Algeria.In January, the government presented its draft constitutional amendments that have been discussed for several years. The proposal meant, among other things, that the president may only sit for two terms of office, that an independent electoral commission be set up and that the Barbarians become the official language. Writings on women’s and men’s equal rights in working life were also included in the constitutional amendments adopted in February after several days of debate and final vote in Parliament. However, the opposition called the proposals cosmetic and said that they do not fundamentally challenge the current system.

According to countryaah, the current population of Algeria is 43,851,055. President Abdelaziz Bouteflika made an unusual appearance when he inaugurated a newly built conference center in western Alger in February. The president has stayed away from the public almost entirely since he was hit by a stroke three years ago, and the opposition has demanded that the planned parliamentary election 2018 be premeditated with reference to the president’s state of health.

Algeria Population 2016

A radical imam was sentenced to prison in March after accusing the writer and journalist Kamel Daoud of blasphemy and urging the state to execute him. The threat came after Daoud wrote a controversial Chronicle in the New York Times about the events in German Cologne, when hundreds of women reported sexual abuse.
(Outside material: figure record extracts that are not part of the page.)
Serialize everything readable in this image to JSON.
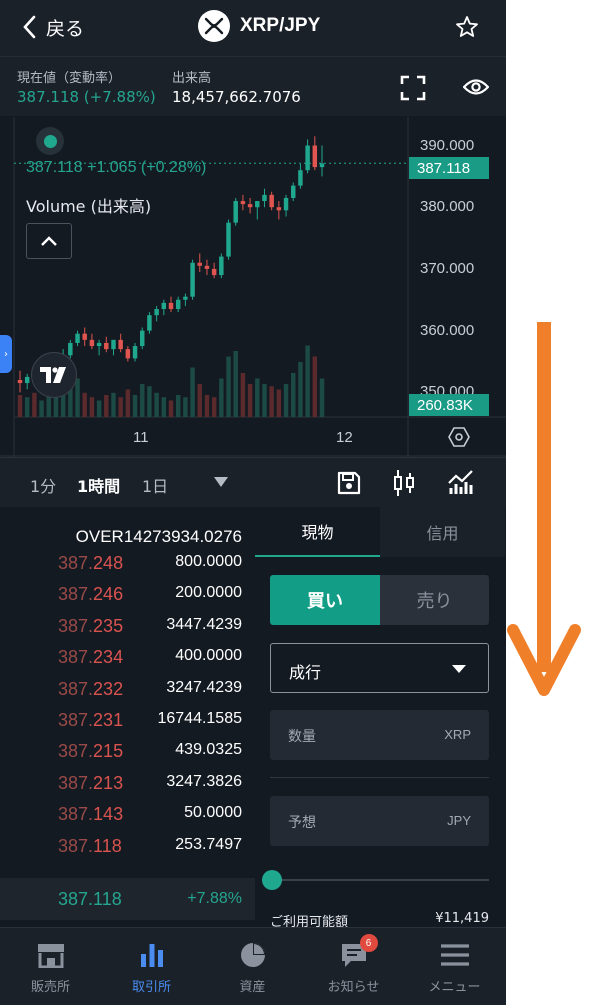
{
  "header": {
    "back_label": "戻る",
    "title": "XRP/JPY"
  },
  "info": {
    "price_label": "現在値（変動率）",
    "price_value": "387.118 (+7.88%)",
    "volume_label": "出来高",
    "volume_value": "18,457,662.7076"
  },
  "chart": {
    "overlay_price": "387.118 +1.065 (+0.28%)",
    "volume_label": "Volume (出来高)",
    "current_price_tag": "387.118",
    "volume_tag": "260.83K",
    "y_ticks": [
      "390.000",
      "380.000",
      "370.000",
      "360.000",
      "350.000"
    ],
    "x_ticks": [
      "11",
      "12"
    ]
  },
  "chart_data": {
    "type": "candlestick",
    "ylim": [
      346,
      393
    ],
    "y_ticks": [
      390,
      380,
      370,
      360,
      350
    ],
    "x_tick_labels": [
      "11",
      "12"
    ],
    "candles": [
      {
        "o": 352.0,
        "h": 353.5,
        "l": 350.0,
        "c": 351.5,
        "v": 0.2
      },
      {
        "o": 351.5,
        "h": 353.0,
        "l": 350.5,
        "c": 352.5,
        "v": 0.18
      },
      {
        "o": 352.5,
        "h": 354.0,
        "l": 351.5,
        "c": 352.0,
        "v": 0.22
      },
      {
        "o": 352.0,
        "h": 353.5,
        "l": 351.0,
        "c": 353.0,
        "v": 0.15
      },
      {
        "o": 353.0,
        "h": 355.0,
        "l": 352.0,
        "c": 354.0,
        "v": 0.2
      },
      {
        "o": 354.0,
        "h": 356.0,
        "l": 353.5,
        "c": 355.5,
        "v": 0.25
      },
      {
        "o": 355.5,
        "h": 357.0,
        "l": 355.0,
        "c": 356.0,
        "v": 0.2
      },
      {
        "o": 356.0,
        "h": 358.5,
        "l": 355.5,
        "c": 358.0,
        "v": 0.28
      },
      {
        "o": 358.0,
        "h": 360.0,
        "l": 357.5,
        "c": 359.5,
        "v": 0.35
      },
      {
        "o": 359.5,
        "h": 360.5,
        "l": 357.5,
        "c": 358.5,
        "v": 0.22
      },
      {
        "o": 358.5,
        "h": 359.5,
        "l": 357.0,
        "c": 357.5,
        "v": 0.18
      },
      {
        "o": 357.5,
        "h": 358.5,
        "l": 356.0,
        "c": 358.0,
        "v": 0.15
      },
      {
        "o": 358.0,
        "h": 359.0,
        "l": 356.5,
        "c": 357.0,
        "v": 0.2
      },
      {
        "o": 357.0,
        "h": 358.5,
        "l": 356.0,
        "c": 358.5,
        "v": 0.22
      },
      {
        "o": 358.5,
        "h": 359.5,
        "l": 356.5,
        "c": 357.0,
        "v": 0.18
      },
      {
        "o": 357.0,
        "h": 357.5,
        "l": 355.0,
        "c": 355.5,
        "v": 0.25
      },
      {
        "o": 355.5,
        "h": 358.0,
        "l": 355.0,
        "c": 357.5,
        "v": 0.2
      },
      {
        "o": 357.5,
        "h": 360.5,
        "l": 357.0,
        "c": 360.0,
        "v": 0.3
      },
      {
        "o": 360.0,
        "h": 363.0,
        "l": 359.5,
        "c": 362.5,
        "v": 0.28
      },
      {
        "o": 362.5,
        "h": 364.0,
        "l": 361.5,
        "c": 363.5,
        "v": 0.22
      },
      {
        "o": 363.5,
        "h": 365.0,
        "l": 362.5,
        "c": 364.5,
        "v": 0.18
      },
      {
        "o": 364.5,
        "h": 365.5,
        "l": 363.0,
        "c": 363.5,
        "v": 0.15
      },
      {
        "o": 363.5,
        "h": 365.5,
        "l": 363.0,
        "c": 365.0,
        "v": 0.2
      },
      {
        "o": 365.0,
        "h": 366.0,
        "l": 364.0,
        "c": 365.5,
        "v": 0.18
      },
      {
        "o": 365.5,
        "h": 371.5,
        "l": 365.0,
        "c": 371.0,
        "v": 0.45
      },
      {
        "o": 371.0,
        "h": 372.5,
        "l": 369.5,
        "c": 370.5,
        "v": 0.3
      },
      {
        "o": 370.5,
        "h": 371.5,
        "l": 369.0,
        "c": 370.0,
        "v": 0.2
      },
      {
        "o": 370.0,
        "h": 371.0,
        "l": 368.5,
        "c": 369.0,
        "v": 0.18
      },
      {
        "o": 369.0,
        "h": 372.5,
        "l": 368.5,
        "c": 372.0,
        "v": 0.35
      },
      {
        "o": 372.0,
        "h": 378.0,
        "l": 371.5,
        "c": 377.5,
        "v": 0.55
      },
      {
        "o": 377.5,
        "h": 381.5,
        "l": 377.0,
        "c": 381.0,
        "v": 0.6
      },
      {
        "o": 381.0,
        "h": 382.0,
        "l": 379.5,
        "c": 380.5,
        "v": 0.4
      },
      {
        "o": 380.5,
        "h": 381.5,
        "l": 379.0,
        "c": 380.0,
        "v": 0.3
      },
      {
        "o": 380.0,
        "h": 381.0,
        "l": 378.0,
        "c": 381.0,
        "v": 0.35
      },
      {
        "o": 381.0,
        "h": 383.0,
        "l": 380.0,
        "c": 382.0,
        "v": 0.3
      },
      {
        "o": 382.0,
        "h": 382.5,
        "l": 379.5,
        "c": 380.0,
        "v": 0.28
      },
      {
        "o": 380.0,
        "h": 381.0,
        "l": 378.0,
        "c": 379.5,
        "v": 0.25
      },
      {
        "o": 379.5,
        "h": 382.0,
        "l": 378.5,
        "c": 381.5,
        "v": 0.3
      },
      {
        "o": 381.5,
        "h": 384.0,
        "l": 381.0,
        "c": 383.5,
        "v": 0.4
      },
      {
        "o": 383.5,
        "h": 387.0,
        "l": 383.0,
        "c": 386.0,
        "v": 0.5
      },
      {
        "o": 386.0,
        "h": 391.0,
        "l": 385.5,
        "c": 390.0,
        "v": 0.65
      },
      {
        "o": 390.0,
        "h": 391.5,
        "l": 386.0,
        "c": 386.5,
        "v": 0.55
      },
      {
        "o": 386.5,
        "h": 390.0,
        "l": 385.0,
        "c": 387.1,
        "v": 0.35
      }
    ],
    "colors": {
      "up": "#20a88e",
      "down": "#e0554f",
      "volume_up": "#1c4a44",
      "volume_down": "#5a2a2c"
    }
  },
  "timeframes": {
    "opt1": "1分",
    "opt2": "1時間",
    "opt3": "1日"
  },
  "orderbook": {
    "over": "OVER14273934.0276",
    "asks": [
      {
        "pfx": "387.",
        "sfx": "248",
        "qty": "800.0000"
      },
      {
        "pfx": "387.",
        "sfx": "246",
        "qty": "200.0000"
      },
      {
        "pfx": "387.",
        "sfx": "235",
        "qty": "3447.4239"
      },
      {
        "pfx": "387.",
        "sfx": "234",
        "qty": "400.0000"
      },
      {
        "pfx": "387.",
        "sfx": "232",
        "qty": "3247.4239"
      },
      {
        "pfx": "387.",
        "sfx": "231",
        "qty": "16744.1585"
      },
      {
        "pfx": "387.",
        "sfx": "215",
        "qty": "439.0325"
      },
      {
        "pfx": "387.",
        "sfx": "213",
        "qty": "3247.3826"
      },
      {
        "pfx": "387.",
        "sfx": "143",
        "qty": "50.0000"
      },
      {
        "pfx": "387.",
        "sfx": "118",
        "qty": "253.7497"
      }
    ],
    "last_price": "387.118",
    "last_change": "+7.88%"
  },
  "order": {
    "tab_spot": "現物",
    "tab_margin": "信用",
    "buy_label": "買い",
    "sell_label": "売り",
    "order_type": "成行",
    "qty_placeholder": "数量",
    "qty_unit": "XRP",
    "estimate_placeholder": "予想",
    "estimate_unit": "JPY",
    "available_label": "ご利用可能額",
    "available_value": "¥11,419",
    "slider_fraction": 0
  },
  "nav": {
    "items": [
      {
        "label": "販売所"
      },
      {
        "label": "取引所"
      },
      {
        "label": "資産"
      },
      {
        "label": "お知らせ",
        "badge": "6"
      },
      {
        "label": "メニュー"
      }
    ]
  },
  "colors": {
    "accent": "#20a88e",
    "ask": "#d9534f",
    "nav_active": "#4a8cf0",
    "arrow": "#f07f2a"
  }
}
  • Abbreviation Finder: Check to see how the 3-letter abbreviation of DZA stands for the nation of Algeria in geography.

During the spring, new judgments came in the corruption scandal within the state oil and gas company Sonatrach. The judges were charged with bribery in connection with the construction of a motorway through northern Algeria. Former Energy Minister Chakib Khelil, however, returned to Algeria following an international arrest warrant against him. In March, a gas plant was attacked by the company together with British BP and Norwegian Statoil. Like the hostage hit at another of the company’s facilities in 2013, the terrorist group Aqim also took on the blame for the attack, which was described as serious despite the fact that no people were injured.

During the spring and summer, several attacks were made against Islamists and suspected terrorists in several places, mainly in the east against the border with Libya where, among other things, the Islamic State (IS) terror group has established itself and from which militants are said to have crossed the border into Algeria.

Despite a demonstration ban, hundreds of people in Alger in July protested a lawsuit against the independent newspaper El Khabar, which was prevented by the state from selling parts of the company, whose newspaper is one of the most read in Algeria. According to thereligionfaqs, demonstrations of this kind are uncommon and when they occur they are often beaten down by the police. In recent years, journalists have found it difficult to operate freely in the country because they run the risk of being fined for criticism by the president and government institutions.

In December, British-Algerian blogger and journalist Mohamed Tamalt died of hunger strike for over three months in protest of being sentenced to two years in prison for insulting the president in a poem.